Currently, I am able to write to database in the batchsize of 500. But due to the memory shortage error and delay synchronization between child aggregator and leaf node of database, sometimes I am running into Leaf Node Memory Error. The only solution for this is if I limit my write operations to 1k records per second, I can get rid of the error.
dataStream
.map(line => readJsonFromString(line))
.grouped(memsqlBatchSize)
.foreach { recordSet =>
val dbRecords = recordSet.map(m => (m, Events.transform(m)))
dbRecords.map { record =>
try {
Events.setValues(eventInsert, record._2)
eventInsert.addBatch
} catch {
case e: Exception =>
logger.error(s"error adding batch: ${e.getMessage}")
val error_event = Events.jm.writeValueAsString(mapAsJavaMap(record._1.asInstanceOf[Map[String, Object]]))
logger.error(s"event: $error_event")
}
}
// Bulk Commit Records
try {
eventInsert.executeBatch
} catch {
case e: java.sql.BatchUpdateException =>
val updates = e.getUpdateCounts
logger.error(s"failed commit: ${updates.toString}")
updates.zipWithIndex.filter { case (v, i) => v == Statement.EXECUTE_FAILED }.foreach { case (v, i) =>
val error = Events.jm.writeValueAsString(mapAsJavaMap(dbRecords(i)._1.asInstanceOf[Map[String, Object]]))
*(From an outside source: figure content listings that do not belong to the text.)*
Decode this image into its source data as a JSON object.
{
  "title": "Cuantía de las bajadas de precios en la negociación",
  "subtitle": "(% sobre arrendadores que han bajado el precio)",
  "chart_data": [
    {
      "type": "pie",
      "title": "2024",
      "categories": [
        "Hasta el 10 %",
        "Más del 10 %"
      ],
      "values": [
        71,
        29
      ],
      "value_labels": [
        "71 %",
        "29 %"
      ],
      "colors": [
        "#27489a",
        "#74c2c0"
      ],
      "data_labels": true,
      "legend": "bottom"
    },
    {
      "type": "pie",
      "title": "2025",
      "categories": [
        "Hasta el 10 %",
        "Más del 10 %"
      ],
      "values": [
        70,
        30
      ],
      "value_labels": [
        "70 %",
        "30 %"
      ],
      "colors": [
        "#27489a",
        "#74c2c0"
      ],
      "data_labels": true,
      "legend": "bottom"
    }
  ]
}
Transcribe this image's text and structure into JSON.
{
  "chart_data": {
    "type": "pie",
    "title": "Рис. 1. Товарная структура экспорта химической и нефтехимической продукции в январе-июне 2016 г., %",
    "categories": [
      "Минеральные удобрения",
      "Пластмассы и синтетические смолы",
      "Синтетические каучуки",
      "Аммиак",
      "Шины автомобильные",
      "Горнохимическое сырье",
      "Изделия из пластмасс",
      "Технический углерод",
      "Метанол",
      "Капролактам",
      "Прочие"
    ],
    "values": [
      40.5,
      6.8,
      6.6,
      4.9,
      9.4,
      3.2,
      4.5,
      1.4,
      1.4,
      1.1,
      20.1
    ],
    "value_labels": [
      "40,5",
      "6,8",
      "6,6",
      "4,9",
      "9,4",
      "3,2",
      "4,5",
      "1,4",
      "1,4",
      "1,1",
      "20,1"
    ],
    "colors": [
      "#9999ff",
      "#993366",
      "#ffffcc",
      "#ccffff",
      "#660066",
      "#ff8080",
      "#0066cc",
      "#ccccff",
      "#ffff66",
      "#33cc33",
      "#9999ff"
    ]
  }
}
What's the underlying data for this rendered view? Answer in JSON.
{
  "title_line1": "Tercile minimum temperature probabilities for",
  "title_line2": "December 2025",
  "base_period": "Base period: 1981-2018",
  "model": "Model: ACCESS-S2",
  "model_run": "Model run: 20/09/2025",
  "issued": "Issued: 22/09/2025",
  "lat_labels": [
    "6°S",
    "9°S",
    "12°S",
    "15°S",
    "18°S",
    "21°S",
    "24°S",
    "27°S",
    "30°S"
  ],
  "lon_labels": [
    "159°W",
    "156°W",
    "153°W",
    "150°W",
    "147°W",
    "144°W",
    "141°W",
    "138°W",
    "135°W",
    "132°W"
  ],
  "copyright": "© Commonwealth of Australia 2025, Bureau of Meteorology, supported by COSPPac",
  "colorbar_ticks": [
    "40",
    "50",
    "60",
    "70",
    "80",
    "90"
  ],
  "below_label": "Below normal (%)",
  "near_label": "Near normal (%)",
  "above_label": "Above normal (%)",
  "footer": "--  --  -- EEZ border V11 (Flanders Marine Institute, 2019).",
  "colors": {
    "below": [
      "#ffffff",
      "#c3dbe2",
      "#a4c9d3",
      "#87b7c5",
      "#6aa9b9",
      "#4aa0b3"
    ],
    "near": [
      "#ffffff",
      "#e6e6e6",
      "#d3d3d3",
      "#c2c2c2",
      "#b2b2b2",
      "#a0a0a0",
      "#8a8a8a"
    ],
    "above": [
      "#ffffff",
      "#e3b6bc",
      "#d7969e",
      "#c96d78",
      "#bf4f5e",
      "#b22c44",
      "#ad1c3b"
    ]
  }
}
logger.error(s"insert error: $error")
logger.error(e.getMessage)
}
}
finally {
connection.commit
eventInsert.clearBatch
logger.debug(s"committed: ${dbRecords.length.toString}")
}
}
The reason for 1k records is that, some of the data that I am trying to write can contains tons of json records and if batch size if 500, that may result in 30k records per second. Is there any way so that I can make sure that only 1000 records will be written to the database in a batch irrespective of the number of records?